ExecTypeSetColNames is fundamentally broken - Mailing list pgsql-hackers

From Tom Lane
Subject ExecTypeSetColNames is fundamentally broken
Date
Msg-id 2950001.1638729947@sss.pgh.pa.us
Whole thread Raw
Responses Re: ExecTypeSetColNames is fundamentally broken
List pgsql-hackers
Changing
Fcc: +inbox
--------
I looked into the failure reported at [1].  Basically what's happening
there is that we're allowing a composite datum of type RECORD to get
stored into a table, whereupon other backends can't make sense of it
since they lack the appropriate typcache entry.  The reason the datum
is marked as type RECORD is that ExecTypeSetColNames set things up
that way, after observing that the tuple descriptor obtained from
the current table definition didn't have the column names it thought
it should have.

Now, in the test case as given,    ExecTypeSetColNames is in error to
think that, because it fails to account for the possibility that the
tupdesc contains dropped columns that weren't dropped when the relevant
RTE was made.  However, if the test case is modified so that we just
rename rather than drop some pre-existing column, then even with a
fix for that problem ExecTypeSetColNames would do the wrong thing.
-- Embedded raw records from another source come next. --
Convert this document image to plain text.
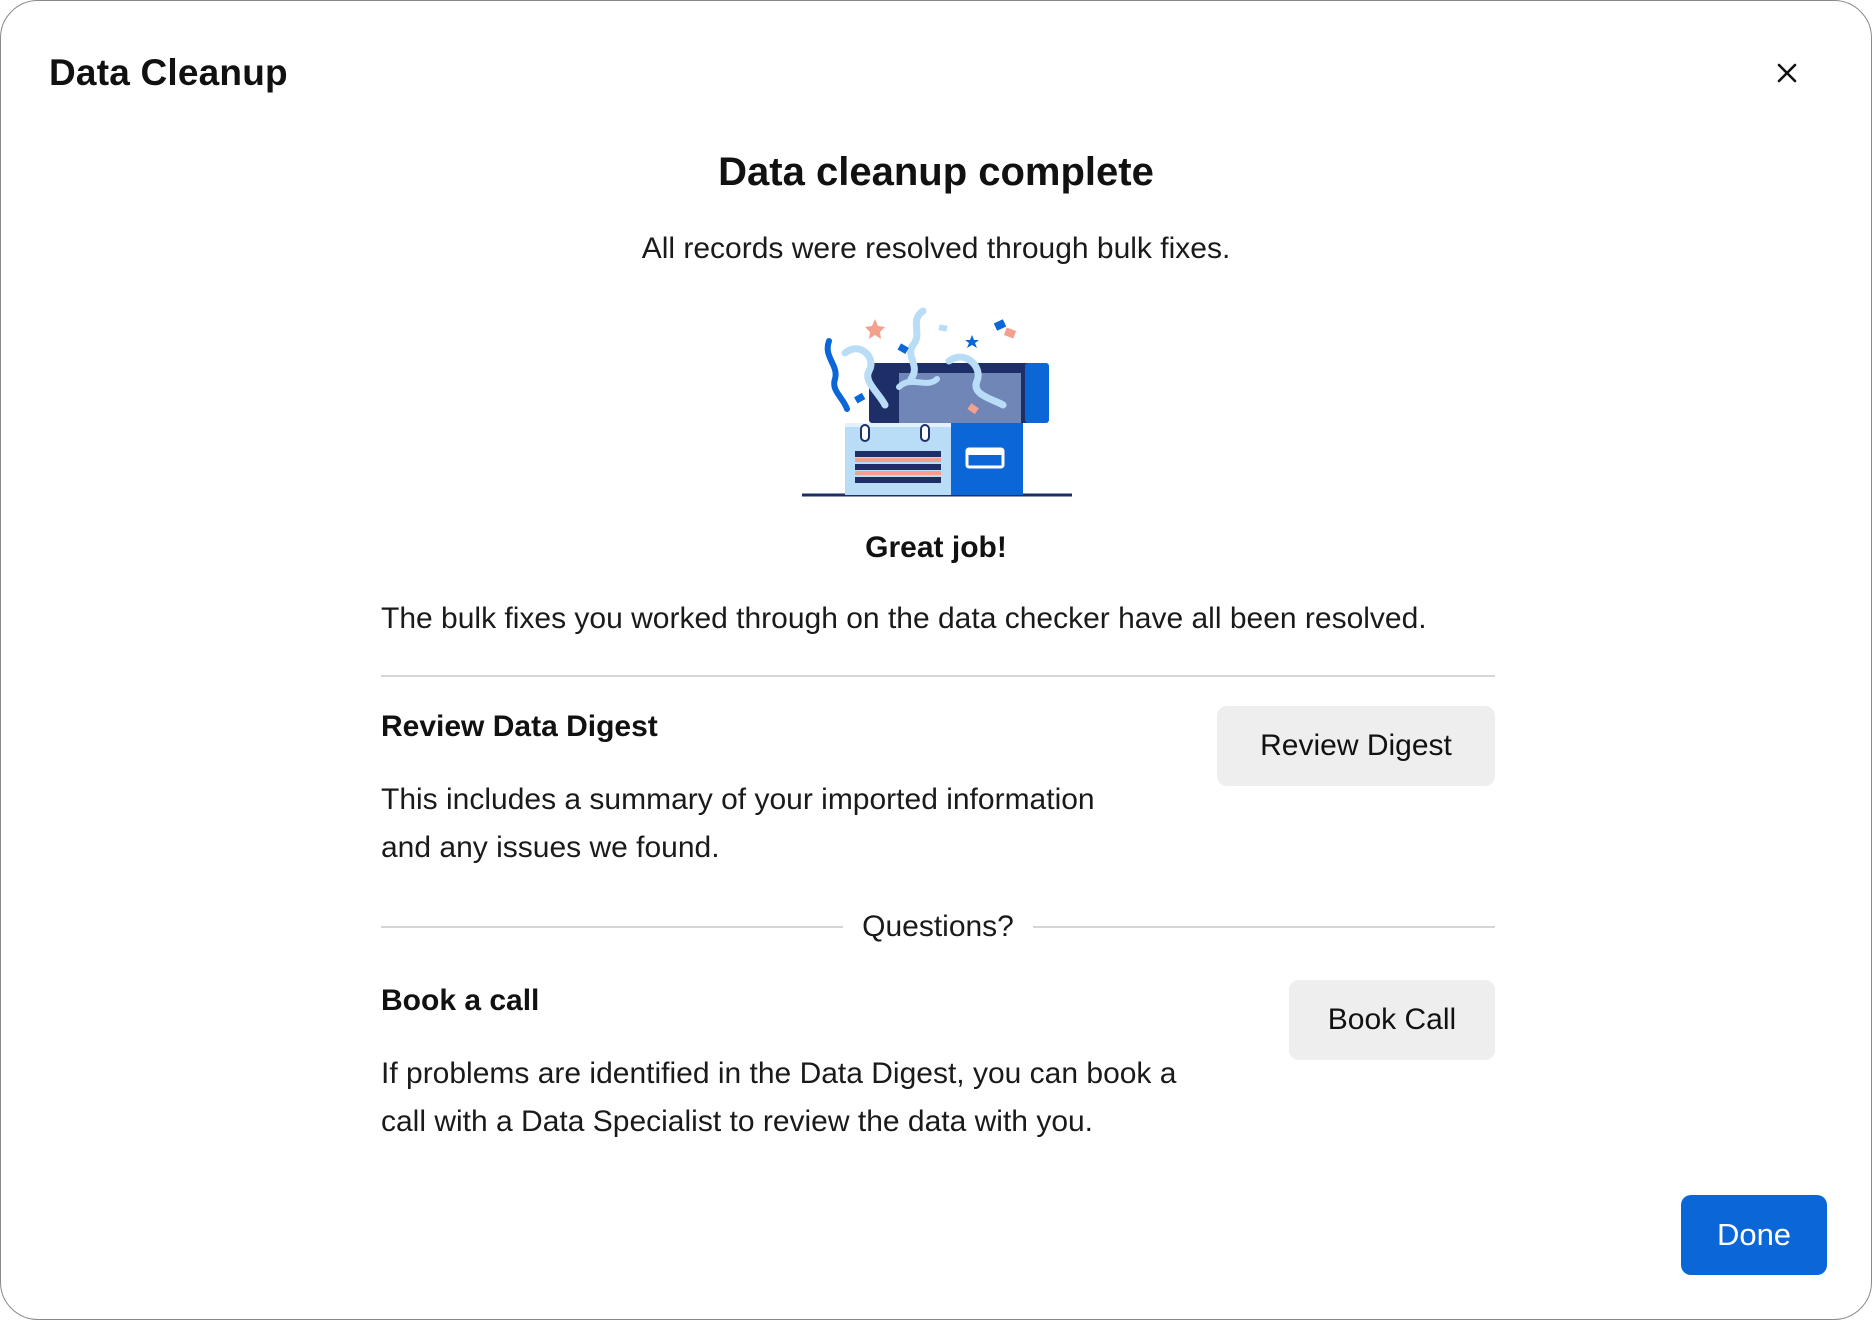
Data Cleanup
Data cleanup complete

All records were resolved through bulk fixes.

Great job!

The bulk fixes you worked through on the data checker have all been resolved.

Review Data Digest

This includes a summary of your imported information
and any issues we found.

Review Digest
Questions?
Book a call

If problems are identified in the Data Digest, you can book a
call with a Data Specialist to review the data with you.

Book Call
Done
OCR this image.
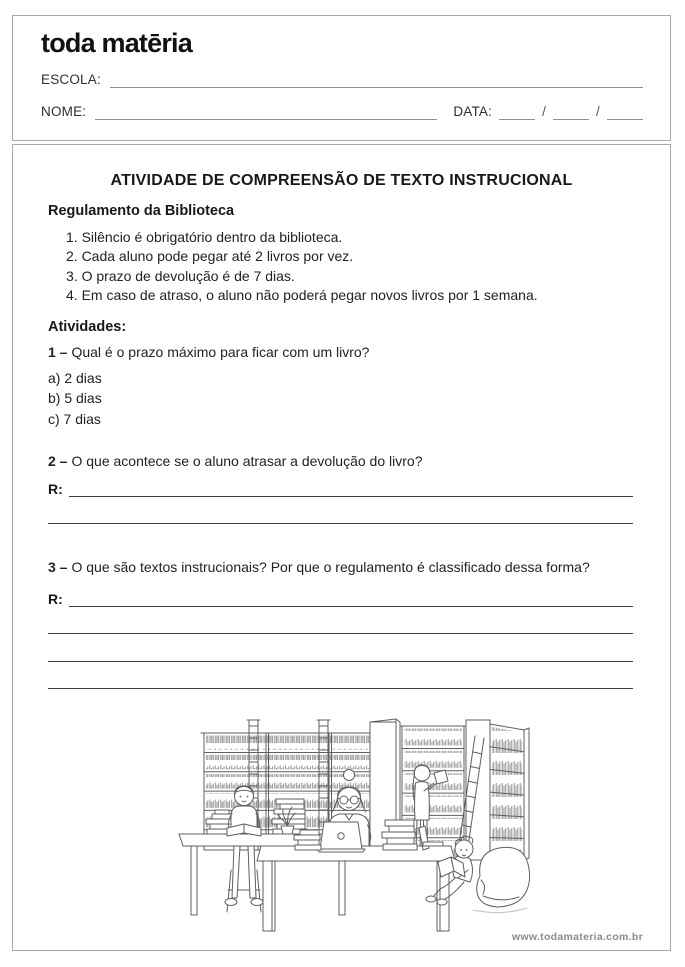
toda matēria
ESCOLA:
NOME:	DATA:	/	/
ATIVIDADE DE COMPREENSÃO DE TEXTO INSTRUCIONAL
Regulamento da Biblioteca
1. Silêncio é obrigatório dentro da biblioteca.
2. Cada aluno pode pegar até 2 livros por vez.
3. O prazo de devolução é de 7 dias.
4. Em caso de atraso, o aluno não poderá pegar novos livros por 1 semana.
Atividades:
1 – Qual é o prazo máximo para ficar com um livro?
a) 2 dias
b) 5 dias
c) 7 dias
2 – O que acontece se o aluno atrasar a devolução do livro?
R:
3 – O que são textos instrucionais? Por que o regulamento é classificado dessa forma?
R:
www.todamateria.com.br
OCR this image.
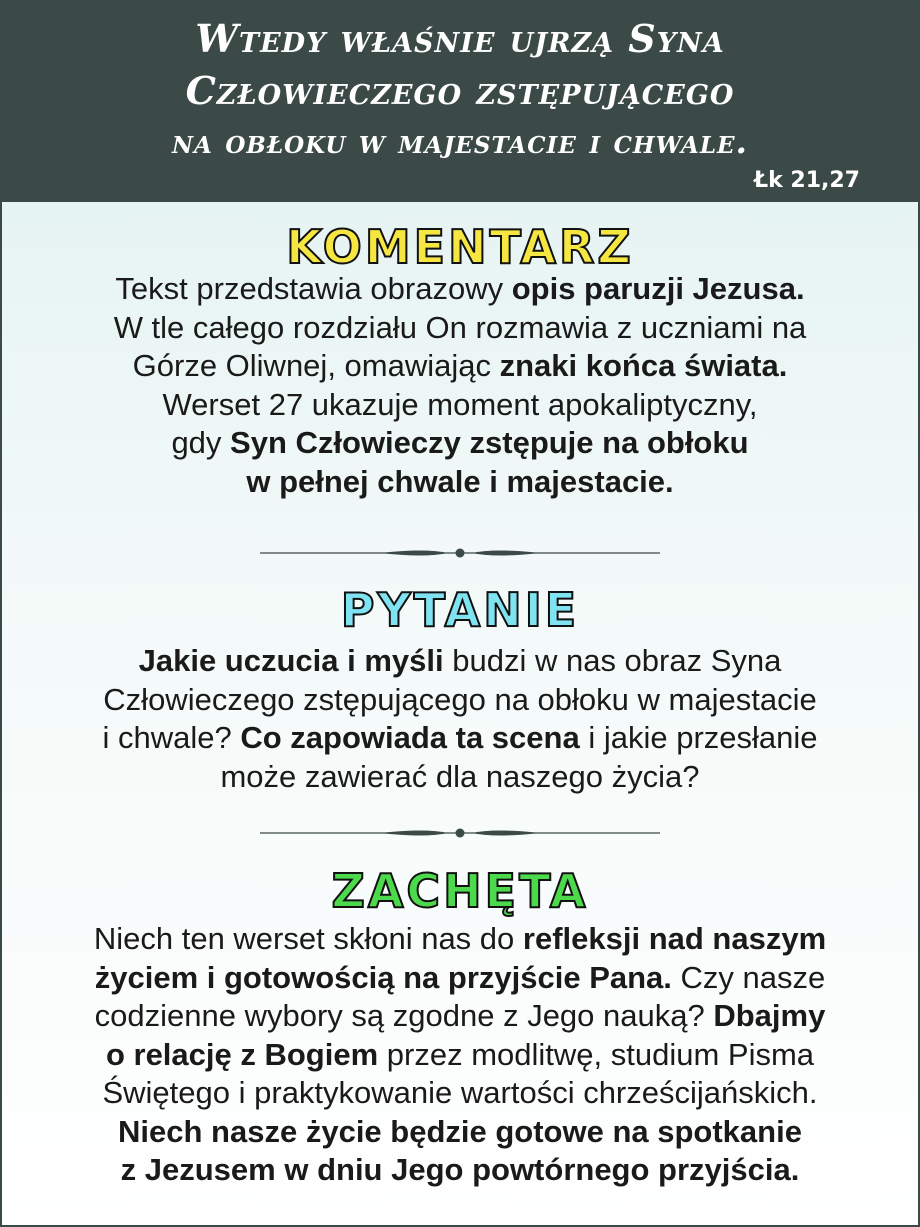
Wtedy właśnie ujrzą Syna
Człowieczego zstępującego
na obłoku w majestacie i chwale.
Łk 21,27
KOMENTARZ
Tekst przedstawia obrazowy opis paruzji Jezusa.
W tle całego rozdziału On rozmawia z uczniami na
Górze Oliwnej, omawiając znaki końca świata.
Werset 27 ukazuje moment apokaliptyczny,
gdy Syn Człowieczy zstępuje na obłoku
w pełnej chwale i majestacie.
PYTANIE
Jakie uczucia i myśli budzi w nas obraz Syna
Człowieczego zstępującego na obłoku w majestacie
i chwale? Co zapowiada ta scena i jakie przesłanie
może zawierać dla naszego życia?
ZACHĘTA
Niech ten werset skłoni nas do refleksji nad naszym
życiem i gotowością na przyjście Pana. Czy nasze
codzienne wybory są zgodne z Jego nauką? Dbajmy
o relację z Bogiem przez modlitwę, studium Pisma
Świętego i praktykowanie wartości chrześcijańskich.
Niech nasze życie będzie gotowe na spotkanie
z Jezusem w dniu Jego powtórnego przyjścia.
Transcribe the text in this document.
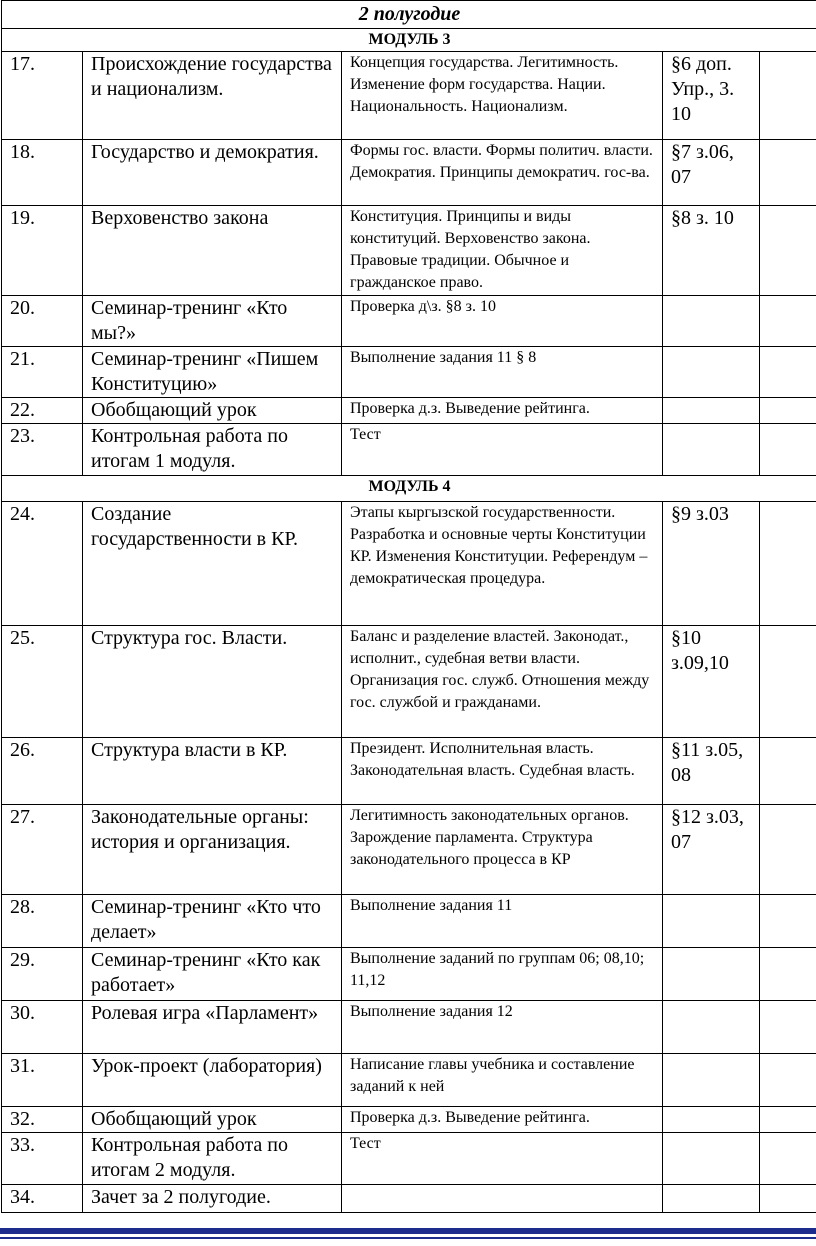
2 полугодие				
МОДУЛЬ 3				
17.	Происхождение государства и национализм.	Концепция государства. Легитимность. Изменение форм государства. Нации. Национальность. Национализм.	§6 доп. Упр., 3. 10	
18.	Государство и демократия.	Формы гос. власти. Формы политич. власти. Демократия. Принципы демократич. гос-ва.	§7 з.06, 07	
19.	Верховенство закона	Конституция. Принципы и виды конституций. Верховенство закона. Правовые традиции. Обычное и гражданское право.	§8 з. 10	
20.	Семинар-тренинг «Кто мы?»	Проверка д\з. §8 з. 10		
21.	Семинар-тренинг «Пишем Конституцию»	Выполнение задания 11 § 8		
22.	Обобщающий урок	Проверка д.з. Выведение рейтинга.		
23.	Контрольная работа по итогам 1 модуля.	Тест		
МОДУЛЬ 4				
24.	Создание государственности в КР.	Этапы кыргызской государственности. Разработка и основные черты Конституции КР. Изменения Конституции. Референдум – демократическая процедура.	§9 з.03	
25.	Структура гос. Власти.	Баланс и разделение властей. Законодат., исполнит., судебная ветви власти. Организация гос. служб. Отношения между гос. службой и гражданами.	§10 з.09,10	
26.	Структура власти в КР.	Президент. Исполнительная власть. Законодательная власть. Судебная власть.	§11 з.05, 08	
27.	Законодательные органы: история и организация.	Легитимность законодательных органов. Зарождение парламента. Структура законодательного процесса в КР	§12 з.03, 07	
28.	Семинар-тренинг «Кто что делает»	Выполнение задания 11		
29.	Семинар-тренинг «Кто как работает»	Выполнение заданий по группам 06; 08,10; 11,12		
30.	Ролевая игра «Парламент»	Выполнение задания 12		
31.	Урок-проект (лаборатория)	Написание главы учебника и составление заданий к ней		
32.	Обобщающий урок	Проверка д.з. Выведение рейтинга.		
33.	Контрольная работа по итогам 2 модуля.	Тест		
34.	Зачет за 2 полугодие.			
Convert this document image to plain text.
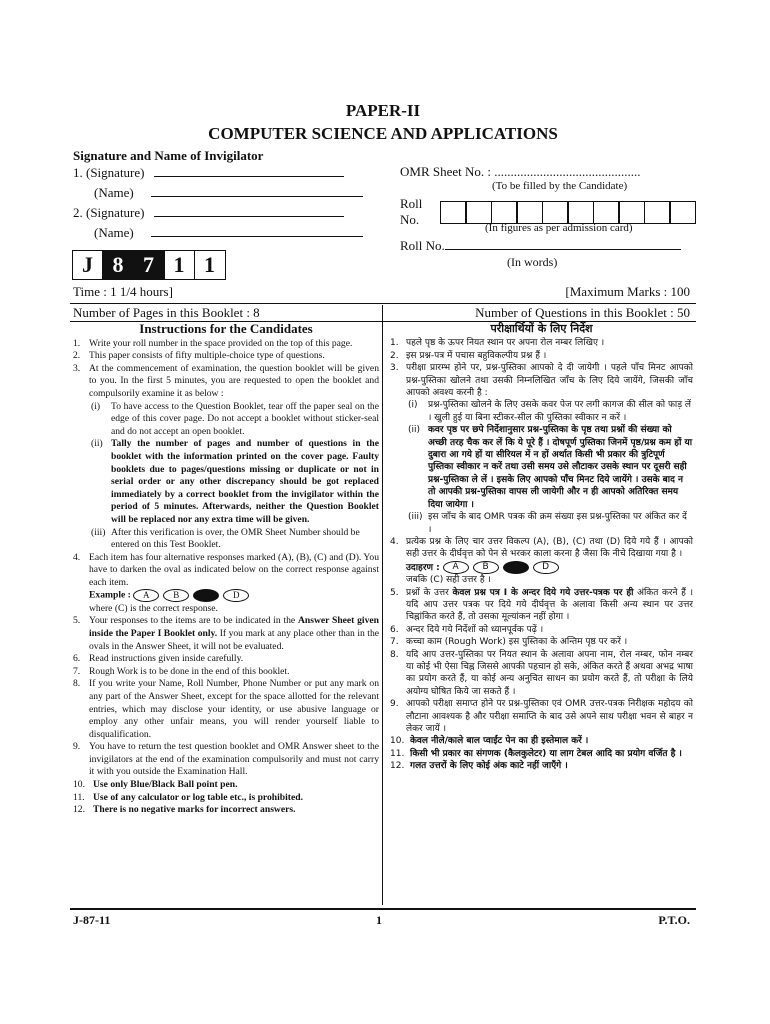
PAPER-II
COMPUTER SCIENCE AND APPLICATIONS
Signature and Name of Invigilator
1. (Signature)
(Name)
2. (Signature)
(Name)
OMR Sheet No. : .............................................
(To be filled by the Candidate)
Roll No.
(In figures as per admission card)
Roll No.
(In words)
J 8 7 1 1
Time : 1 1/4 hours]	[Maximum Marks : 100
Number of Pages in this Booklet : 8	Number of Questions in this Booklet : 50
Instructions for the Candidates
1. Write your roll number in the space provided on the top of this page.
2. This paper consists of fifty multiple-choice type of questions.
3. At the commencement of examination, the question booklet will be given to you. In the first 5 minutes, you are requested to open the booklet and compulsorily examine it as below :
(i)	To have access to the Question Booklet, tear off the paper seal on the edge of this cover page. Do not accept a booklet without sticker-seal and do not accept an open booklet.
(ii) Tally the number of pages and number of questions in the booklet with the information printed on the cover page. Faulty booklets due to pages/questions missing or duplicate or not in serial order or any other discrepancy should be got replaced immediately by a correct booklet from the invigilator within the period of 5 minutes. Afterwards, neither the Question Booklet will be replaced nor any extra time will be given.
(iii) After this verification is over, the OMR Sheet Number should be entered on this Test Booklet.
4. Each item has four alternative responses marked (A), (B), (C) and (D). You have to darken the oval as indicated below on the correct response against each item.
Example :	A	B	D
where (C) is the correct response.
5. Your responses to the items are to be indicated in the Answer Sheet given inside the Paper I Booklet only. If you mark at any place other than in the ovals in the Answer Sheet, it will not be evaluated.
6. Read instructions given inside carefully.
7. Rough Work is to be done in the end of this booklet.
8. If you write your Name, Roll Number, Phone Number or put any mark on any part of the Answer Sheet, except for the space allotted for the relevant entries, which may disclose your identity, or use abusive language or employ any other unfair means, you will render yourself liable to disqualification.
9. You have to return the test question booklet and OMR Answer sheet to the invigilators at the end of the examination compulsorily and must not carry it with you outside the Examination Hall.
10. Use only Blue/Black Ball point pen.
11. Use of any calculator or log table etc., is prohibited.
12. There is no negative marks for incorrect answers.
परीक्षार्थियों के लिए निर्देश
1. पहले पृष्ठ के ऊपर नियत स्थान पर अपना रोल नम्बर लिखिए ।
2. इस प्रश्न-पत्र में पचास बहुविकल्पीय प्रश्न हैं ।
3. परीक्षा प्रारम्भ होने पर, प्रश्न-पुस्तिका आपको दे दी जायेगी । पहले पाँच मिनट आपको प्रश्न-पुस्तिका खोलने तथा उसकी निम्नलिखित जाँच के लिए दिये जायेंगे, जिसकी जाँच आपको अवश्य करनी है :
(i)	प्रश्न-पुस्तिका खोलने के लिए उसके कवर पेज पर लगी कागज की सील को फाड़ लें । खुली हुई या बिना स्टीकर-सील की पुस्तिका स्वीकार न करें ।
(ii) कवर पृष्ठ पर छपे निर्देशानुसार प्रश्न-पुस्तिका के पृष्ठ तथा प्रश्नों की संख्या को अच्छी तरह चैक कर लें कि ये पूरे हैं । दोषपूर्ण पुस्तिका जिनमें पृष्ठ/प्रश्न कम हों या दुबारा आ गये हों या सीरियल में न हों अर्थात किसी भी प्रकार की त्रुटिपूर्ण पुस्तिका स्वीकार न करें तथा उसी समय उसे लौटाकर उसके स्थान पर दूसरी सही प्रश्न-पुस्तिका ले लें । इसके लिए आपको पाँच मिनट दिये जायेंगे । उसके बाद न तो आपकी प्रश्न-पुस्तिका वापस ली जायेगी और न ही आपको अतिरिक्त समय दिया जायेगा ।
(iii) इस जाँच के बाद OMR पत्रक की क्रम संख्या इस प्रश्न-पुस्तिका पर अंकित कर दें ।
4. प्रत्येक प्रश्न के लिए चार उत्तर विकल्प (A), (B), (C) तथा (D) दिये गये हैं । आपको सही उत्तर के दीर्घवृत्त को पेन से भरकर काला करना है जैसा कि नीचे दिखाया गया है ।
उदाहरण :	A	B	D
जबकि (C) सही उत्तर है ।
5. प्रश्नों के उत्तर केवल प्रश्न पत्र I के अन्दर दिये गये उत्तर-पत्रक पर ही अंकित करने हैं । यदि आप उत्तर पत्रक पर दिये गये दीर्घवृत्त के अलावा किसी अन्य स्थान पर उत्तर चिह्नांकित करते हैं, तो उसका मूल्यांकन नहीं होगा ।
6. अन्दर दिये गये निर्देशों को ध्यानपूर्वक पढ़ें ।
7. कच्चा काम (Rough Work) इस पुस्तिका के अन्तिम पृष्ठ पर करें ।
8. यदि आप उत्तर-पुस्तिका पर नियत स्थान के अलावा अपना नाम, रोल नम्बर, फोन नम्बर या कोई भी ऐसा चिह्न जिससे आपकी पहचान हो सके, अंकित करते हैं अथवा अभद्र भाषा का प्रयोग करते हैं, या कोई अन्य अनुचित साधन का प्रयोग करते हैं, तो परीक्षा के लिये अयोग्य घोषित किये जा सकते हैं ।
9. आपको परीक्षा समाप्त होने पर प्रश्न-पुस्तिका एवं OMR उत्तर-पत्रक निरीक्षक महोदय को लौटाना आवश्यक है और परीक्षा समाप्ति के बाद उसे अपने साथ परीक्षा भवन से बाहर न लेकर जायें ।
10. केवल नीले/काले बाल प्वाईंट पेन का ही इस्तेमाल करें ।
11. किसी भी प्रकार का संगणक (कैलकुलेटर) या लाग टेबल आदि का प्रयोग वर्जित है ।
12. गलत उत्तरों के लिए कोई अंक काटे नहीं जाएँगे ।
J-87-11	1	P.T.O.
I made several attempts to work around this problem, but I've now
concluded that changing the type OID in ExecTypeSetColNames is just
fundamentally broken.  It can't be okay to decide that a Var that
claims to emit type A actually emits type B, and especially not to
do so as late as executor startup.  I speculated in the other thread
that we could do so during planning instead, but that turns out to
just move the problems around.  I think this must be so, because the
whole idea is bogus.  For example, if we have a function that is
declared to take type "ct", it can't be okay in general to pass it
type "record" instead.  We've mistakenly thought that we could fuzz
this as long as the two types are physically compatible --- but how
can we think that the column names of a composite type aren't a
basic part of its definition?

So 0001 attached fixes this by revoking the decision to apply
ExecTypeSetColNames in cases where a Var or RowExpr is declared
to return a named composite type.  This causes a couple of regression
test results to change, but they are ones that were specifically
added to exercise this behavior that we now see to be invalid.
(In passing, this also adjusts ExecEvalWholeRowVar to fail if the
Var claims to be of a domain-over-composite.  I'm not sure what
I was thinking when I changed it to allow that; the case should
not arise, and if it did, it'd be questionable because we're not
checking domain constraints here.)

0002 is some inessential mop-up that avoids storing useless column
name lists in RowExprs where they won't be used.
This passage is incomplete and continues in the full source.